According to the Nokia Threat Intelligence Report, malware infections increased 96% from 2015 to 2016, primarily on Android phones. The Kasperksy Lab Malware Report also found that mobile ransomware rose more 250 percent during the first few months of 2017.

Public Wi-Fi; weak, repetitive, or non-existent passwords; outdated software; and devices without antivirus protection are open doors for cyber thieves.

Complex Legal Obligations

As of April 2017, all states except Alabama and South Dakota have legislation requiring private entities to notify affected parties of security breaches involving personal information.

This legislation describes what constitutes “personal information,” who you must notify and when, and any exemptions within the state. Notifications may include contacting customers, suppliers, and third parties affected by data loss. Most companies do this voluntarily to salvage their reputation and brand, but it is a painstakingly long and involved process.

Serious Reputational Damage

Data breaches also cause serious reputational damage. Recovery from a breach may require hiring more staff to field calls, employing a PR company, establishing best practices and training employees, and more.

A cyber incursion also impacts your profits when you need capital the most. Consequently, small businesses are very vulnerable to cyberattacks without layered protection.

Major Financial Impact

Statistics from the National Cybersecurity Alliance show cyberattacks are so financially catastrophic for small businesses that 60 percent of them close following an attack.

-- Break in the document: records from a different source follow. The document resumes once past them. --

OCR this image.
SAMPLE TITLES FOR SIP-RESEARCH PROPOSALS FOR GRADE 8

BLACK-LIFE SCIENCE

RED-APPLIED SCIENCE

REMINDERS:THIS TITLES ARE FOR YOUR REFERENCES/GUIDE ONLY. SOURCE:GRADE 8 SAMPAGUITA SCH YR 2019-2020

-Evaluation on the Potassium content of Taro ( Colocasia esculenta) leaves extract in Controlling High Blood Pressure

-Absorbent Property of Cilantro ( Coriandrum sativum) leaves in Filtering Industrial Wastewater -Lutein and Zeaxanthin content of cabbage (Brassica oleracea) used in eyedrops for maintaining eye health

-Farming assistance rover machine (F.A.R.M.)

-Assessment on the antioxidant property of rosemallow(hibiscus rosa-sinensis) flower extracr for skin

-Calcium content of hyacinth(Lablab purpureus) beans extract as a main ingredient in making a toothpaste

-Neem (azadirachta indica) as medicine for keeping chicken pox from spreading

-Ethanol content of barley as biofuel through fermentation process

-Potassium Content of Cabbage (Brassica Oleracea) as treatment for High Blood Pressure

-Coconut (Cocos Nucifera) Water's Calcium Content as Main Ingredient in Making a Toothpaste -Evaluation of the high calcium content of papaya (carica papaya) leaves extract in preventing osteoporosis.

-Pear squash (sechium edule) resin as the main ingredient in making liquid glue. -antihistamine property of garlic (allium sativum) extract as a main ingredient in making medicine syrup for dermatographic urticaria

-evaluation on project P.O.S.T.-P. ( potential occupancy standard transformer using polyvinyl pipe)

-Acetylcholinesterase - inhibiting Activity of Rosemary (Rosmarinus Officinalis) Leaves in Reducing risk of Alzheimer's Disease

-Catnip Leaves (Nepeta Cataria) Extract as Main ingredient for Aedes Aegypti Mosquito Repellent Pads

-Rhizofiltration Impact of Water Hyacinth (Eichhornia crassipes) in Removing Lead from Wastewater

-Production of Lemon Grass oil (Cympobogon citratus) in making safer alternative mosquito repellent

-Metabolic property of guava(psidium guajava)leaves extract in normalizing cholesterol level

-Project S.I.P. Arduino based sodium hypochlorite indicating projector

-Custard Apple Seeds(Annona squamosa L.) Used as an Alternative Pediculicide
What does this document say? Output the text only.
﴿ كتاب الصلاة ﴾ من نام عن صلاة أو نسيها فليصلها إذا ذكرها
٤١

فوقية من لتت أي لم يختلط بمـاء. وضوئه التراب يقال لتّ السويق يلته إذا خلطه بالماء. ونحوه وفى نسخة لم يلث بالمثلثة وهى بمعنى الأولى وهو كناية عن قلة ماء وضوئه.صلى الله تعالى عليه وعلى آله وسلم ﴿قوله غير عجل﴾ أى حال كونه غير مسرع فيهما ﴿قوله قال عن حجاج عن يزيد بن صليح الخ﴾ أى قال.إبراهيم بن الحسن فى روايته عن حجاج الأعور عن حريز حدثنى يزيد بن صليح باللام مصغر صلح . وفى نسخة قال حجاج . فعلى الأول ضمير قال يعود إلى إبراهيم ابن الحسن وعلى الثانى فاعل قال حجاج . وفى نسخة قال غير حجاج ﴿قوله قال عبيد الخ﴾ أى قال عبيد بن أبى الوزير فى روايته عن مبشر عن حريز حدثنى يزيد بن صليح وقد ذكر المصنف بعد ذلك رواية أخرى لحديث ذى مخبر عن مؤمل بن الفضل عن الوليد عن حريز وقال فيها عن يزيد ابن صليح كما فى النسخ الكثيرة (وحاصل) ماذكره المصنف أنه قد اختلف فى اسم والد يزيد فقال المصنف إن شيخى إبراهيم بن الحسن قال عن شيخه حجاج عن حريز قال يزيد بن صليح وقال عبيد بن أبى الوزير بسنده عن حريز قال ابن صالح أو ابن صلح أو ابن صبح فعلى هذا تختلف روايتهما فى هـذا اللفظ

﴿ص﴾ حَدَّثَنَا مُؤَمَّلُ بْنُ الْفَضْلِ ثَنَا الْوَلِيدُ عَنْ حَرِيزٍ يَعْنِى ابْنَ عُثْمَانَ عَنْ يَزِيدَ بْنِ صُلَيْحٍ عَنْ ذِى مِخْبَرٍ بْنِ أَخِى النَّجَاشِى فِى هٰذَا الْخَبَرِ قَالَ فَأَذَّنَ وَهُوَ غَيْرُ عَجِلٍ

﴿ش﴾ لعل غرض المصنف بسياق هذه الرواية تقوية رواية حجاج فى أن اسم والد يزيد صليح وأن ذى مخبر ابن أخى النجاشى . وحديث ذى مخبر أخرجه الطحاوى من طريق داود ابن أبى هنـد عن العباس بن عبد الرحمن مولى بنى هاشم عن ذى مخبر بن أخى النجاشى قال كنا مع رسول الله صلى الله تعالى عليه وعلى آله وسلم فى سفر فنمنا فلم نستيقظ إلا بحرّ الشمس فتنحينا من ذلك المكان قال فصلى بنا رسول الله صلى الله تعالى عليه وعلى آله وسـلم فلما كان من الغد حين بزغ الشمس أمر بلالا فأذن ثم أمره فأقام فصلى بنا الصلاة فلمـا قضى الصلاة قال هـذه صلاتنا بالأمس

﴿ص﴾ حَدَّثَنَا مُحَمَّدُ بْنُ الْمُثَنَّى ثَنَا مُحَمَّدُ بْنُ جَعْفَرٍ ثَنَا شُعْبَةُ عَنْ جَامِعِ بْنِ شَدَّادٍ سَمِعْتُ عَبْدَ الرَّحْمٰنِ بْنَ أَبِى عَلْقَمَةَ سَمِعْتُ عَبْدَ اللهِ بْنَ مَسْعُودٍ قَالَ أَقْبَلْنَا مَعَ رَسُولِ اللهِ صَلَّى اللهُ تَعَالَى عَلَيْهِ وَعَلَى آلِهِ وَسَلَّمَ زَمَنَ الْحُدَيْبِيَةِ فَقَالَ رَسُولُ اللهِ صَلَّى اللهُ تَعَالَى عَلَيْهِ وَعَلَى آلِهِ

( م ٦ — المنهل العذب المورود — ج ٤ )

According to Ponemon Institute’s 2017 Cost of Data Breach Study, breach costs hit a record high in the United States this year. The average cost is now $225 per compromised record, including the cost of greater than normal customer loss, new technologies, and legal fees. The post-hack costs for forensic and investigative activities, audits, crisis management, and communication with customers also reached all-time highs.

The First Market Data Insight report states that the average cost for a small business breach is $37k.

Cyber Liability Protection

So, with all this on the line, what can a small business owner do? Proper cyber protection is your first line of defense, and solid insurance coverage is your second. Standard business liability policies do not include cyber liability and will, therefore, provide inadequate coverage in the event of a breach.

Cyber liability insurance can cover losses from a data breach when a criminal accesses your customer, supplier, or third party sensitive data through your business. It can also protect your business from the costs of claims arising from social media liability as well as those associated with an infected, lost, or stolen device. It may also cover the costs associated with notifying those affected, even if your state does not require it by law.

Cyber liability insurance might also include the cost of defending claims, credit monitoring services, penalties and fines, and losses related to customer identity theft. Liability coverage can also include compensation for lost funds transfers, loss or destruction of data, business interruption, extortion, and fraud (see An Introduction to Cyber Insurance for Businesses to learn more).

Conclusion

Internet-driven business is here to stay, and small businesses face more risk than big corporations. Data is often one of your company’s most valuable assets. Cyber liability insurance, then, is a reasonable precaution to ensure business continuity, customer retention, and peace of mind.